Hanya ada satu baris yang menyebutkan penyiksaan dan genosida, sementara dua di antaranya menggunakan Uighur untuk mengungkap kemunafikan Presiden Turki dengan mengklaim bahwa dia adalah pelindung rakyat Turki dan Islam. Reaksi yang mungkin muncul dari seseorang yang membaca kalimat itu adalah, “Siapa Uighur?”
Media Emirat juga telah menyensor penyebutan orang Uighur. Al-Riyadh dan Al-Bayan memiliki nol penyebutan orang Uighur, catat Shay Khatiri.
Al-Ittihad memiliki beberapa laporan yang menyebutkan perselisihan antara China dan negara lain mengenai situasi Uighur, tetapi tidak pernah ada liputan rinci tentang kamp-kamp tersebut.
Berita terbaru berasal dari 2019, artikel Reuters yang meliput protes China terhadap RUU Kongres AS untuk mendukung Uighur. Artikel paling memberatkan yang bisa Shay Khatiri temukan ada di Al-Khaleej dari setahun yang lalu, mengutuk kebisuan melawan kejahatan, dengan beberapa referensi pada penganiayaan orang China terhadap Uighur.
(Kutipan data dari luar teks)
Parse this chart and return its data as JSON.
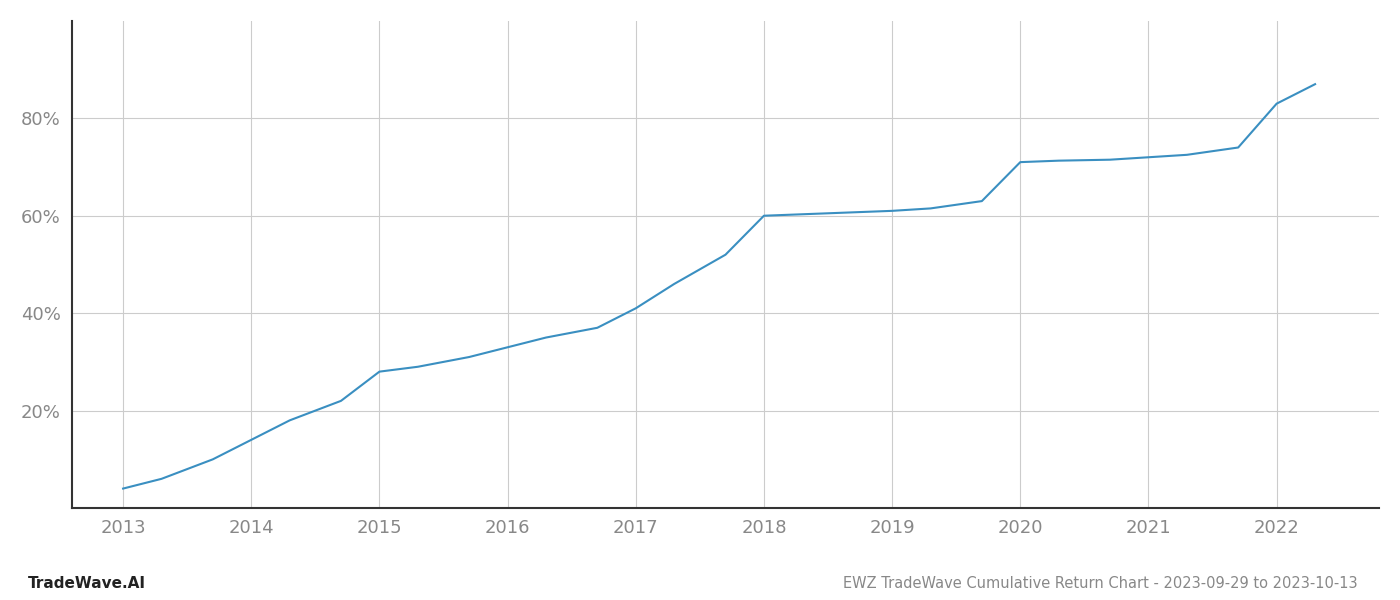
{
  "x": [
    2013,
    2013.3,
    2013.7,
    2014,
    2014.3,
    2014.7,
    2015,
    2015.3,
    2015.7,
    2016,
    2016.3,
    2016.7,
    2017,
    2017.3,
    2017.7,
    2018,
    2018.2,
    2018.5,
    2019,
    2019.3,
    2019.7,
    2020,
    2020.3,
    2020.7,
    2021,
    2021.3,
    2021.7,
    2022,
    2022.3
  ],
  "y": [
    4,
    6,
    10,
    14,
    18,
    22,
    28,
    29,
    31,
    33,
    35,
    37,
    41,
    46,
    52,
    60,
    60.2,
    60.5,
    61,
    61.5,
    63,
    71,
    71.3,
    71.5,
    72,
    72.5,
    74,
    83,
    87
  ],
  "line_color": "#3a8fc1",
  "line_width": 1.5,
  "title": "EWZ TradeWave Cumulative Return Chart - 2023-09-29 to 2023-10-13",
  "watermark": "TradeWave.AI",
  "ytick_labels": [
    "20%",
    "40%",
    "60%",
    "80%"
  ],
  "ytick_values": [
    20,
    40,
    60,
    80
  ],
  "xtick_labels": [
    "2013",
    "2014",
    "2015",
    "2016",
    "2017",
    "2018",
    "2019",
    "2020",
    "2021",
    "2022"
  ],
  "xtick_values": [
    2013,
    2014,
    2015,
    2016,
    2017,
    2018,
    2019,
    2020,
    2021,
    2022
  ],
  "xlim": [
    2012.6,
    2022.8
  ],
  "ylim": [
    0,
    100
  ],
  "background_color": "#ffffff",
  "grid_color": "#cccccc",
  "left_spine_color": "#333333",
  "bottom_spine_color": "#333333",
  "title_fontsize": 10.5,
  "watermark_fontsize": 11,
  "tick_label_color": "#888888",
  "tick_label_fontsize": 13
}
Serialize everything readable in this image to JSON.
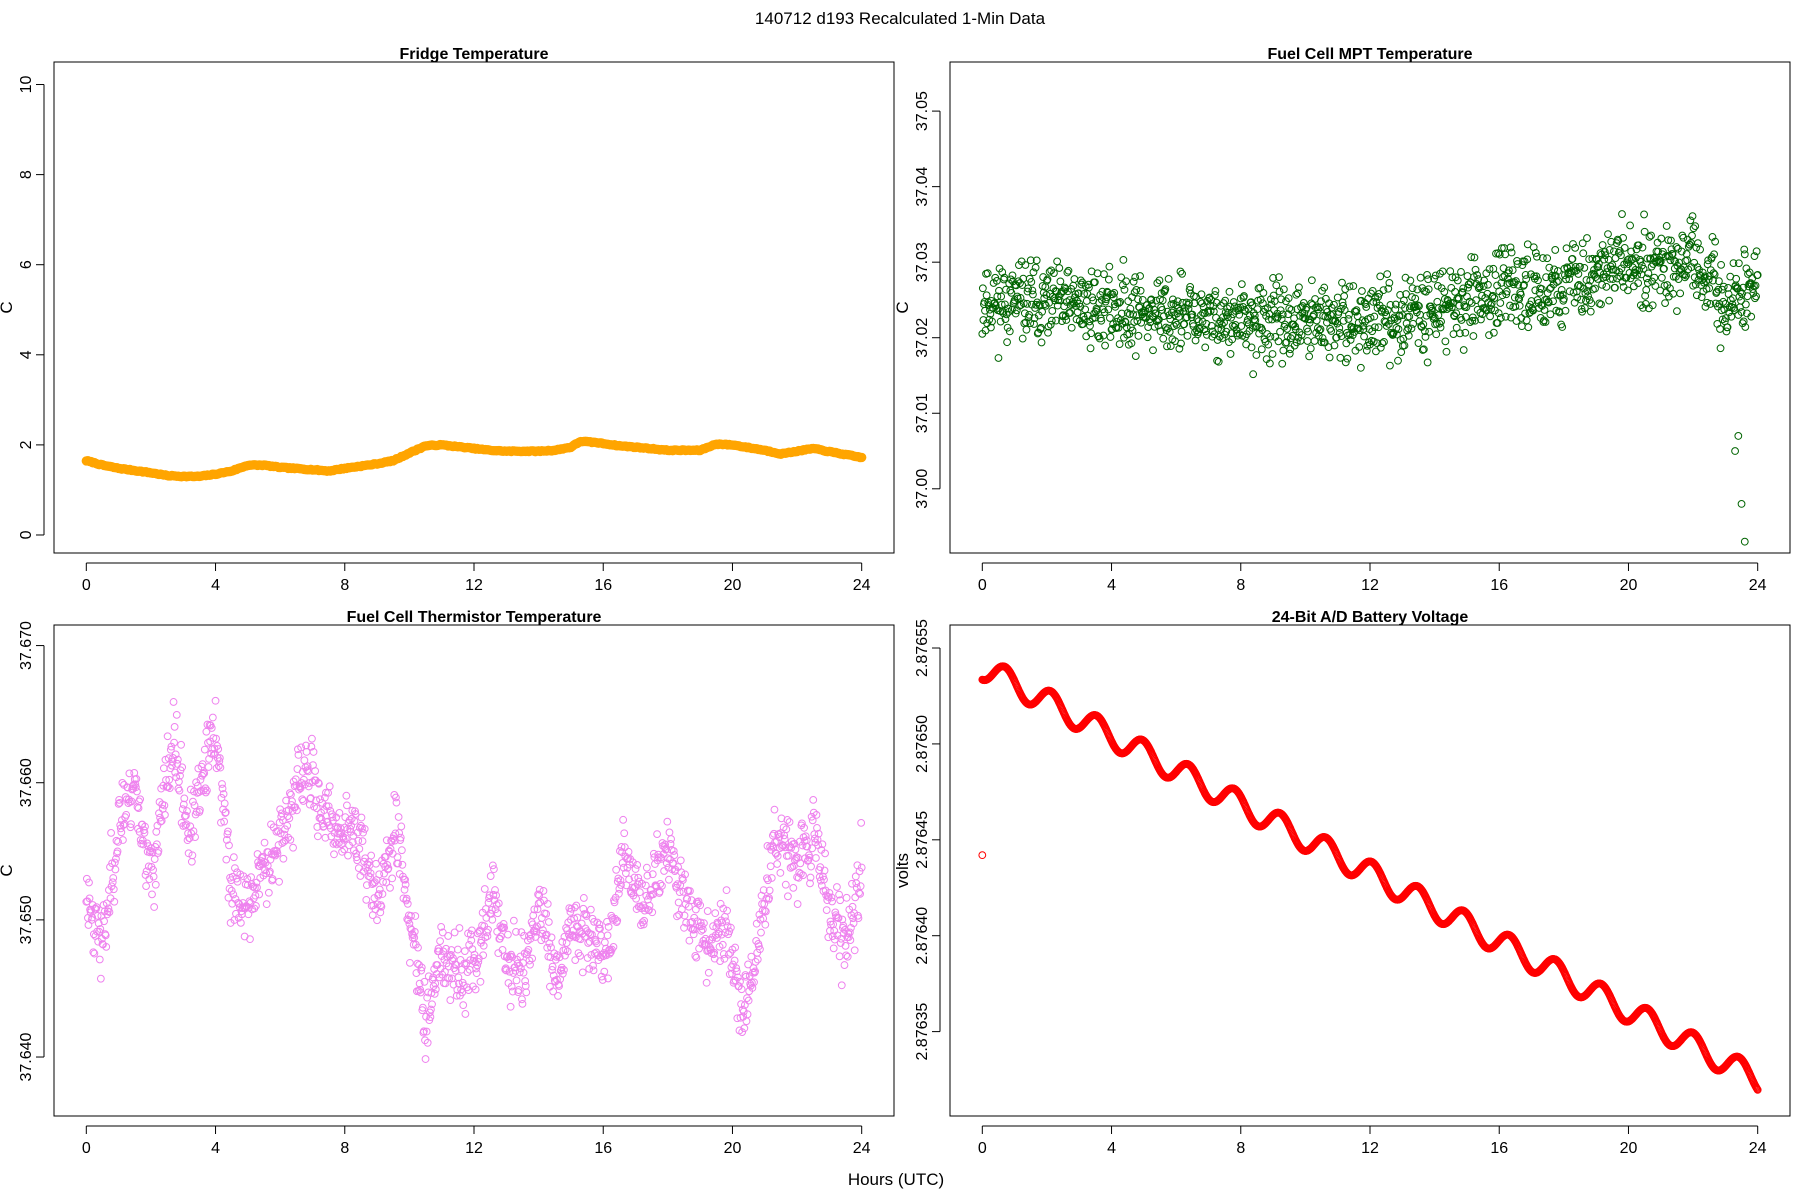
{
  "figure": {
    "title": "140712   d193   Recalculated 1-Min Data",
    "xlabel": "Hours (UTC)"
  },
  "chart_data": [
    {
      "type": "scatter",
      "title": "Fridge Temperature",
      "xlabel": "",
      "ylabel": "C",
      "xlim": [
        -1,
        25
      ],
      "ylim": [
        -0.4,
        10.5
      ],
      "xticks": [
        0,
        4,
        8,
        12,
        16,
        20,
        24
      ],
      "yticks": [
        0,
        2,
        4,
        6,
        8,
        10
      ],
      "ytick_labels": [
        "0",
        "2",
        "4",
        "6",
        "8",
        "10"
      ],
      "color": "#ffa500",
      "series_shape": {
        "mode": "piecewise",
        "noise": 0.02,
        "anchors": [
          [
            0,
            1.65
          ],
          [
            0.5,
            1.55
          ],
          [
            1,
            1.48
          ],
          [
            2,
            1.38
          ],
          [
            2.5,
            1.32
          ],
          [
            3,
            1.3
          ],
          [
            3.5,
            1.3
          ],
          [
            4,
            1.35
          ],
          [
            4.5,
            1.42
          ],
          [
            5,
            1.55
          ],
          [
            5.5,
            1.55
          ],
          [
            6,
            1.5
          ],
          [
            7,
            1.45
          ],
          [
            7.5,
            1.42
          ],
          [
            8,
            1.48
          ],
          [
            9,
            1.58
          ],
          [
            9.5,
            1.65
          ],
          [
            10,
            1.82
          ],
          [
            10.5,
            1.98
          ],
          [
            11,
            2.0
          ],
          [
            12,
            1.92
          ],
          [
            12.5,
            1.88
          ],
          [
            13,
            1.86
          ],
          [
            14,
            1.86
          ],
          [
            14.5,
            1.88
          ],
          [
            15,
            1.95
          ],
          [
            15.3,
            2.08
          ],
          [
            15.8,
            2.05
          ],
          [
            16.5,
            1.98
          ],
          [
            17,
            1.95
          ],
          [
            18,
            1.88
          ],
          [
            19,
            1.88
          ],
          [
            19.5,
            2.02
          ],
          [
            20,
            2.0
          ],
          [
            21,
            1.88
          ],
          [
            21.5,
            1.8
          ],
          [
            22,
            1.86
          ],
          [
            22.5,
            1.92
          ],
          [
            23,
            1.85
          ],
          [
            24,
            1.72
          ]
        ]
      }
    },
    {
      "type": "scatter",
      "title": "Fuel Cell MPT Temperature",
      "xlabel": "",
      "ylabel": "C",
      "xlim": [
        -1,
        25
      ],
      "ylim": [
        36.9915,
        37.0565
      ],
      "xticks": [
        0,
        4,
        8,
        12,
        16,
        20,
        24
      ],
      "yticks": [
        37.0,
        37.01,
        37.02,
        37.03,
        37.04,
        37.05
      ],
      "ytick_labels": [
        "37.00",
        "37.01",
        "37.02",
        "37.03",
        "37.04",
        "37.05"
      ],
      "color": "#006400",
      "series_shape": {
        "mode": "noisy",
        "seed": 11,
        "anchors": [
          [
            0,
            37.025
          ],
          [
            4,
            37.024
          ],
          [
            8,
            37.022
          ],
          [
            12,
            37.022
          ],
          [
            16,
            37.026
          ],
          [
            18,
            37.027
          ],
          [
            20,
            37.03
          ],
          [
            22,
            37.03
          ],
          [
            23,
            37.024
          ],
          [
            24,
            37.028
          ]
        ],
        "spread": 0.0085,
        "outliers": [
          [
            23.3,
            37.005
          ],
          [
            23.5,
            36.998
          ],
          [
            23.6,
            36.993
          ],
          [
            23.4,
            37.007
          ]
        ]
      }
    },
    {
      "type": "scatter",
      "title": "Fuel Cell Thermistor Temperature",
      "xlabel": "",
      "ylabel": "C",
      "xlim": [
        -1,
        25
      ],
      "ylim": [
        37.6357,
        37.6715
      ],
      "xticks": [
        0,
        4,
        8,
        12,
        16,
        20,
        24
      ],
      "yticks": [
        37.64,
        37.65,
        37.66,
        37.67
      ],
      "ytick_labels": [
        "37.640",
        "37.650",
        "37.660",
        "37.670"
      ],
      "color": "#ee82ee",
      "series_shape": {
        "mode": "noisy",
        "seed": 23,
        "anchors": [
          [
            0,
            37.652
          ],
          [
            0.5,
            37.648
          ],
          [
            1,
            37.657
          ],
          [
            1.5,
            37.66
          ],
          [
            2,
            37.653
          ],
          [
            2.7,
            37.663
          ],
          [
            3.2,
            37.656
          ],
          [
            4,
            37.664
          ],
          [
            4.5,
            37.652
          ],
          [
            5,
            37.651
          ],
          [
            5.5,
            37.654
          ],
          [
            6,
            37.656
          ],
          [
            6.8,
            37.661
          ],
          [
            7.5,
            37.657
          ],
          [
            8.5,
            37.656
          ],
          [
            9,
            37.651
          ],
          [
            9.6,
            37.657
          ],
          [
            10,
            37.65
          ],
          [
            10.5,
            37.643
          ],
          [
            11,
            37.648
          ],
          [
            11.5,
            37.646
          ],
          [
            12,
            37.647
          ],
          [
            12.6,
            37.652
          ],
          [
            13,
            37.647
          ],
          [
            13.5,
            37.646
          ],
          [
            14,
            37.651
          ],
          [
            14.6,
            37.645
          ],
          [
            15,
            37.65
          ],
          [
            15.5,
            37.649
          ],
          [
            16.2,
            37.648
          ],
          [
            16.6,
            37.655
          ],
          [
            17.2,
            37.651
          ],
          [
            18,
            37.655
          ],
          [
            18.6,
            37.651
          ],
          [
            19.2,
            37.648
          ],
          [
            19.8,
            37.65
          ],
          [
            20.3,
            37.643
          ],
          [
            20.8,
            37.648
          ],
          [
            21.3,
            37.656
          ],
          [
            22,
            37.655
          ],
          [
            22.6,
            37.656
          ],
          [
            23,
            37.651
          ],
          [
            23.5,
            37.648
          ],
          [
            24,
            37.654
          ]
        ],
        "spread": 0.0045
      }
    },
    {
      "type": "scatter",
      "title": "24-Bit A/D Battery Voltage",
      "xlabel": "",
      "ylabel": "volts",
      "xlim": [
        -1,
        25
      ],
      "ylim": [
        2.876306,
        2.876562
      ],
      "xticks": [
        0,
        4,
        8,
        12,
        16,
        20,
        24
      ],
      "yticks": [
        2.87635,
        2.8764,
        2.87645,
        2.8765,
        2.87655
      ],
      "ytick_labels": [
        "2.87635",
        "2.87640",
        "2.87645",
        "2.87650",
        "2.87655"
      ],
      "color": "#ff0000",
      "series_shape": {
        "mode": "wave",
        "start": 2.87654,
        "end": 2.876325,
        "amp": 6.5e-06,
        "period": 1.42,
        "phase": 0.35,
        "outliers": [
          [
            0,
            2.876442
          ]
        ]
      }
    }
  ]
}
Pemerintah mengontrol arus informasi di sebagian besar Timur Tengah. Laporan Uighur ditentukan oleh pemerintah tersebut, baik jenis laporan maupun jumlahnya. Rezim-rezim ini mendasarkan legitimasi mereka pada Islam.
Menghimpun massa untuk mengutuk kartun Denmark dan Prancis memperkuat legitimasi mereka, tetapi sistem pasar liberal di Barat membuat kecaman tersebut tidak akan membebani investasi apa pun.
China adalah kasus yang berbeda, Shay Khatiri menerangkan. Rezim yang mendasarkan legitimasi mereka pada Islam tidak bisa tinggal diam dalam menghadapi penganiayaan terorganisir terhadap Muslim, tetapi mereka juga tidak mampu untuk memusuhi China, kekuatan yang meningkat yang penting bagi ekonomi mereka.
Oleh karena itu, mereka membatasi laporan, meremehkan beratnya penganiayaan, dan bahkan membenarkannya jika perlu.
Uighur adalah studi kasus yang bagus untuk memahami pemerintah ini dengan lebih baik. Mereka didirikan oleh orang-orang yang benar-benar beriman di atas legitimasi Islam. Namun, generasi pemimpin mereka yang sedang menjabat adalah pemain yang mematuhi legitimasi ini, tetapi mereka tidak mempercayainya sendiri.
Merekalah, para pemimpin, yang munafik, bukan pengikut mereka. Ketika terlibat dengan mereka, penting untuk diingat bahwa mereka jarang mempercayai apa yang mereka katakan sendiri, pungkas Shay Khatiri.